Pneumatic Tube Mail System in NYC

Networks of pneumatic tubes speeded mail along under city streets beginning in the 1890s. Mail was enclosed in pneumatic tube canisters that could hold up to 600 letters. The canisters traveled at an average of 35 miles per hour.

The first Pneumatic Tube system was in Philadelphia in 1893 in Philadelphia. Boston, Brooklyn, New York, Chicago and St. Louis also used the system. By 1915, these six cities had more than 56 miles of pneumatic tubes pulsing under the streets.

1897 - Oct-7

In 1897, the Post Office begins sending mail from the Produce Exchange on Bowling Green to the Old General Post Office on Park Row, a distance of 3750 ft through a leased. The trip took 1 min. Eventually it took 20 minutes to get a letter from Bowling Green to Harlem.

When the mail got clogged, they had to dig up the street. By 1917 the annual rental payment was $17,000 per mile for the USPS. At its peak, the system handled 95,000 letters a day, 30% of the mail in NYC. The system finally ended in 1953.
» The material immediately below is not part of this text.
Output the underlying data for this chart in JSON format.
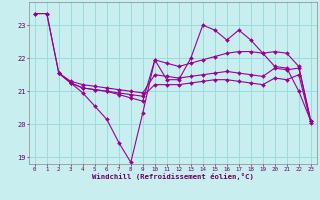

The 1st package was sent by Senator Chauncey M. Depew a bible wrapped in an American flag, a copy of the Constitution, a copy of President William McKinley's inaugural speech and several other papers. The return delivery contained a bouquet of violets. Subsequent deliveries included a variety of amusing items including a large artificial peach (a reference to Depew's nickname), clothing, a candlestick and a live cat.

In his autobiography, postal supervisor Howard Wallace Connelly recalled, How it could live after being shot at terrific speed from Station P in the Produce Exchange Building, making several turns before reaching Broadway and Park Row, I cannot conceive, but it did. It seemed to be dazed for a minute or two but started to run and was quickly secured and placed in a basket that had been provided for that purpose. A suit of clothes was the third arrival and then came letters, papers, and other ordinary mail matter.

1953 During World War I, the Post Office Department suspended the service to conserve funding for the war effort. After the war service was restored in New York and Boston. By the 1950s, it became clear that the end of pneumatic tubes was in sight as increasing mail volumes and changing urban landscapes made it impractical. While post offices and businesses moved with relative ease, the underground pneumatic system did not.